Von heute aus scheint es eigentlich unglaublich, wie lange alles dauerte: wie andere Menschen in der Kunstszene, die zu den großen Ausstellungen fahren und den wichtigen Kunstmessen, kannte ich EVA & ADELE seit Jahren vom Sehen, von der documenta, aus Basel und anderswo. Und für einige Zeit liefen wir immer mal aneinander vorbei. Aber im Ruhrgebiet, woher ich stamme, erkennt man sich nach zwei Begegnungen nicht nur wieder und nickt sich zu, sondern man fragt auch mal: „Wie geht’s?“ Standardantwort dazu: “Und selbst?“ Und dann, vielleicht beim nächsten Treffen, fängt man schon anders an zu reden, fragt auch mal nach dem Woher und Wohin. EVA & ADELE, freundlich, wie sie immer waren, luden mit ihrem Lächeln und ihrer Aufmerksamkeit, ihrem Wiedererkennen dazu ein, auf sie zuzugehen und mehr zu sagen und zu fragen, als nur das Übliche…So begann es dann irgendwie.

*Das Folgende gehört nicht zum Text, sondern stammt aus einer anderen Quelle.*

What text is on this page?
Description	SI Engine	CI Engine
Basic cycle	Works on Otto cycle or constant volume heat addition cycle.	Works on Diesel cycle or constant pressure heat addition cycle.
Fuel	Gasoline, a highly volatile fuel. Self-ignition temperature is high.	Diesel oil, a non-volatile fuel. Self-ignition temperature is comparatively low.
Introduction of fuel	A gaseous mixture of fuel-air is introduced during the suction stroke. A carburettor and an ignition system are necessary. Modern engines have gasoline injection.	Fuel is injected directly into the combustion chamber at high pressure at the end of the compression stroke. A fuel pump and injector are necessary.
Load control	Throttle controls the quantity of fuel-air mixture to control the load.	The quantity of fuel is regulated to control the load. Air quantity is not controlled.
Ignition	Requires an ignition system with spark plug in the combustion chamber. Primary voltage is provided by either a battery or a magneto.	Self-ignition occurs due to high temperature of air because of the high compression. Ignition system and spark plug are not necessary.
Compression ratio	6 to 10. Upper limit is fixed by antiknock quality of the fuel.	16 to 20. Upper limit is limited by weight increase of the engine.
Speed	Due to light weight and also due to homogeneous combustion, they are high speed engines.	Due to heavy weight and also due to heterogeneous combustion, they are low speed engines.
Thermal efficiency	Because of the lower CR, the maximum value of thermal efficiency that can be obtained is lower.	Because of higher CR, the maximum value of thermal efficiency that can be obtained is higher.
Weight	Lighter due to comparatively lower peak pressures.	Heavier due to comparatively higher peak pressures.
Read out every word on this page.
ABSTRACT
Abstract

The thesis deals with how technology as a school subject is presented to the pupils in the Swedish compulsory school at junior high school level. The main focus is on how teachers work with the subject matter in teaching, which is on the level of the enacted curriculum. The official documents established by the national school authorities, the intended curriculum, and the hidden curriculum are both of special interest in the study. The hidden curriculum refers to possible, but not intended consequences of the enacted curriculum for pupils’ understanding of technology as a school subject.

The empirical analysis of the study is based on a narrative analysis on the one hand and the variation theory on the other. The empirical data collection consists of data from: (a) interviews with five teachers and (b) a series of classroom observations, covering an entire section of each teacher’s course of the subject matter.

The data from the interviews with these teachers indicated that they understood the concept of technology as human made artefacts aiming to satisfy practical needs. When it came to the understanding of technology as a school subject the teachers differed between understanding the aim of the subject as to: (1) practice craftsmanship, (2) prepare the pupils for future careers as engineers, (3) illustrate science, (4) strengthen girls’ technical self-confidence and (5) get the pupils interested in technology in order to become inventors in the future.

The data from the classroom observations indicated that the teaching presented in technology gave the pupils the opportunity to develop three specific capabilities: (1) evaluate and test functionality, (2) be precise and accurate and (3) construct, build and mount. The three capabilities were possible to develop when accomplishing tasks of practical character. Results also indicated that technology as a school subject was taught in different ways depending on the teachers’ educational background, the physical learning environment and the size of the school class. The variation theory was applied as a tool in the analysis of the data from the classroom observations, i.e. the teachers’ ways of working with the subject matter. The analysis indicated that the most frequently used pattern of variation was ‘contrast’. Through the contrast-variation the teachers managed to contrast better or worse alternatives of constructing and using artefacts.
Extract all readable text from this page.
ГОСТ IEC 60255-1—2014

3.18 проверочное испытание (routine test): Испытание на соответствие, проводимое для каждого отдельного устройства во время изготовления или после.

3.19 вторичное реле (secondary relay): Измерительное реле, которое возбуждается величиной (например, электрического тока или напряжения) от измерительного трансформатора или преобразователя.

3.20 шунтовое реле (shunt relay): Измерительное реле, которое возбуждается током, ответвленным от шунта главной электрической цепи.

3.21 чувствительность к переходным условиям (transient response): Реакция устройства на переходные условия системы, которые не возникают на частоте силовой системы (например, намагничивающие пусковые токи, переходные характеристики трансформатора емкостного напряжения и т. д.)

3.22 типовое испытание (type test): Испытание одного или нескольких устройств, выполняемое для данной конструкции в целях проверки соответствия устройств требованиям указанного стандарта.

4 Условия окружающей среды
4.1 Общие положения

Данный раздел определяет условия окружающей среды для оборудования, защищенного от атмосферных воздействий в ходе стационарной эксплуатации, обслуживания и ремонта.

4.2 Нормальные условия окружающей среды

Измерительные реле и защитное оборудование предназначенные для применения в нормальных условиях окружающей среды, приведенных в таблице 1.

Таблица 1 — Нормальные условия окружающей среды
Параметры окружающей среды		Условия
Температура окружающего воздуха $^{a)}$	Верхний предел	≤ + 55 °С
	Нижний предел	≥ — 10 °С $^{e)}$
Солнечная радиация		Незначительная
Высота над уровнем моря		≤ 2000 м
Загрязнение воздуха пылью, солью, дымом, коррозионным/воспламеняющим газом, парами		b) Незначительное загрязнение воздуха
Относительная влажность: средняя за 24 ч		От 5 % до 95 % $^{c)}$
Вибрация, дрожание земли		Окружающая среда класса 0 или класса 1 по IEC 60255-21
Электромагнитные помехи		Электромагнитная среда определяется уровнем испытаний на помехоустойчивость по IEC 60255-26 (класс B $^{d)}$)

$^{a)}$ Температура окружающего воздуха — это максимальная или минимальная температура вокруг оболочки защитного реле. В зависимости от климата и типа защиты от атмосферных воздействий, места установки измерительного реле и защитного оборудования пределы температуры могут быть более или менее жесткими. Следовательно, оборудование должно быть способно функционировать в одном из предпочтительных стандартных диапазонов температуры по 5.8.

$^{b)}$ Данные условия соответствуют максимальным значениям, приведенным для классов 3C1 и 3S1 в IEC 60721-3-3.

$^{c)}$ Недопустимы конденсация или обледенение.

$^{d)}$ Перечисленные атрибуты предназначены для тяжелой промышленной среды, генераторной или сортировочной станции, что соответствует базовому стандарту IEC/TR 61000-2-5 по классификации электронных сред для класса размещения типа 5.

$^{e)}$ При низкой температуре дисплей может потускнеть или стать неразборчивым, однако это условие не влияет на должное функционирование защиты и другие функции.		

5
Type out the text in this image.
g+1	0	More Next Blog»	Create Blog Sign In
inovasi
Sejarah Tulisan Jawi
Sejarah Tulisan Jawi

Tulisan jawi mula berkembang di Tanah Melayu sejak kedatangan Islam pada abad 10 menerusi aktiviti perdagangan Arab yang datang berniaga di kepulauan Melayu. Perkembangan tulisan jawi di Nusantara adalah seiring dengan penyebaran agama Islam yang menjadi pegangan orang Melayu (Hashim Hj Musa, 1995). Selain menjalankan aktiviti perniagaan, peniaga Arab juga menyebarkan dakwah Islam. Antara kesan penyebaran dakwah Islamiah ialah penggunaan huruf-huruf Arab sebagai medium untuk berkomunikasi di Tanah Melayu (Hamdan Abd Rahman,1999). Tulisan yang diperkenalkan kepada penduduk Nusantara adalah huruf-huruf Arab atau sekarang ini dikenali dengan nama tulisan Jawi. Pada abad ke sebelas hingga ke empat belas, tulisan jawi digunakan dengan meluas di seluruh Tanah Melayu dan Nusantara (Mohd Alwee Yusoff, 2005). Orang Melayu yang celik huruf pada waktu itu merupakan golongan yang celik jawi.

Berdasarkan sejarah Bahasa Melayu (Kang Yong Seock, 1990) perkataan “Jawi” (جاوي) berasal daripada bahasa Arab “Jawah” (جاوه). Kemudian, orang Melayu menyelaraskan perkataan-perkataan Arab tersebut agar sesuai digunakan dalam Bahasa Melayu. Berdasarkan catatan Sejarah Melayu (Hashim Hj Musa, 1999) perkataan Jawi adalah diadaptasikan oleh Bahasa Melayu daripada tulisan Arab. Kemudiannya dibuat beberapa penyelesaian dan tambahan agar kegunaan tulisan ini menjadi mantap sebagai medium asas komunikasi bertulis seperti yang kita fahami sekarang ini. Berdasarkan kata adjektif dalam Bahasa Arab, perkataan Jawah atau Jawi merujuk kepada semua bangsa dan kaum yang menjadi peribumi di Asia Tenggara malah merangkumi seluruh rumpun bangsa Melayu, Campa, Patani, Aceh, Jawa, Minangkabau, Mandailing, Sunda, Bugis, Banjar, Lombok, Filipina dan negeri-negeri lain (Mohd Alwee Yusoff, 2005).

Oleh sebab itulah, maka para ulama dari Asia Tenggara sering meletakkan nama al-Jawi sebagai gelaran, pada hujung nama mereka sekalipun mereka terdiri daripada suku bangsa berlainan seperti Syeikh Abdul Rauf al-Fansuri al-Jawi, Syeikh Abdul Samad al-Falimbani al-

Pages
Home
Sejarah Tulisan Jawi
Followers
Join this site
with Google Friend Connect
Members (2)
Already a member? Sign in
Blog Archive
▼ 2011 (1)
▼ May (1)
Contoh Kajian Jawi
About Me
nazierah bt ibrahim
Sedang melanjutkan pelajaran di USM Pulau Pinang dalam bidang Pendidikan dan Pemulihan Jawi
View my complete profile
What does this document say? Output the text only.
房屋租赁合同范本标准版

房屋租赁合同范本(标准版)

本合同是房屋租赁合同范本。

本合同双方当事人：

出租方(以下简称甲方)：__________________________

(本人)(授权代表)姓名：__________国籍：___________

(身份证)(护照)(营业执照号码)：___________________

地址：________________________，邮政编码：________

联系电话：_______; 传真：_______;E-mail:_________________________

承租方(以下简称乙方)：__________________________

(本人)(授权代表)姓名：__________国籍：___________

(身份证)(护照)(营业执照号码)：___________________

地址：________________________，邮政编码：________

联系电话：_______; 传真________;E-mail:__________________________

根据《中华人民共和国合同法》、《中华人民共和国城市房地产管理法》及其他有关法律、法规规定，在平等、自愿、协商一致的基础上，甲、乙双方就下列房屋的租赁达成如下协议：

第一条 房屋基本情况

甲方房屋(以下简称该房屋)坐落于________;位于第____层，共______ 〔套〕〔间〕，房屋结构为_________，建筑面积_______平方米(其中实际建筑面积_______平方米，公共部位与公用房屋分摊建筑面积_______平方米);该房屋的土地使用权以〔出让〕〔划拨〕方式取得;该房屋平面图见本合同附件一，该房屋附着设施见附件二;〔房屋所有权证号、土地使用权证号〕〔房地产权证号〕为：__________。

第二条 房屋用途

Adele erinnert sich da besser als ich: es war in Basel, dass wir miteinander im VIP-Bereich der Messe miteinander zu reden begannen. Es muss in der Mitte der 1990er Jahre gewesen sein. Ich kannte die beiden in immer wechselnden, glanzvollen Erscheinungen, mit rasierten Köpfen in wechselnden Kostümen, mit immer unterschiedlichem elegantem Schuhwerk, mit oder ohne Flügel und diesem immer insistenten, unwiderstehlichen Lächeln, als Doppelbild und künstliches Zwillingspaar. Im Gespräch dann die Botschaft:“We are coming out of the future. Futuring!“ Die Grenzen wurden schnell deutlich, die die beiden bei ihrer künstlerischen Zeitreise immer wieder, legal oder illegal überquerten: die des Üblichen, der Festlegungen, des Erwarteten, der Grenzen der Geschlechter. Das, was sie dachten und präsentierten, lebten sie, mit nicht versagender Energie, inmitten dieses an Hype und Umsatz interessierten Gestrudels von Galeristen, Sammlern, Kuratoren.
Eine solche Ehrlichkeit und riskante Setzung, mitten im Wolfsrevier! Das kommunikative Zugehen auf alle, die da um sie herum waren. Ihr Erscheinen verstieß gegen die Konventionen des gepflegten bürgerlichen Rahmens unserer Kunstereignisse, und gerade deshalb traten EVA & ADELE hier auf,  in der stillen und feierlichen Atmosphäre von Museum und Kunstverein, Kunsthalle und Galerie, bei Messen, Führungen, Rundgängen und Vernissagen. Das war eine radikale künstlerische Setzung, radikaler als alle akademischen Aufrührereien in den Kojen der Kunsthändler. Also Performance? Agitationstheater? Oder die himmlische Auflösung der Gewaltglatzen der Skinheads in eine gewaltlose, perfekt gestylte, artifizielle Paraphrase? Verbindung von Marilyn Monroe und Cyborg, Ballerinas und Robocops, Kunstwesen und Echtzeitfreaks?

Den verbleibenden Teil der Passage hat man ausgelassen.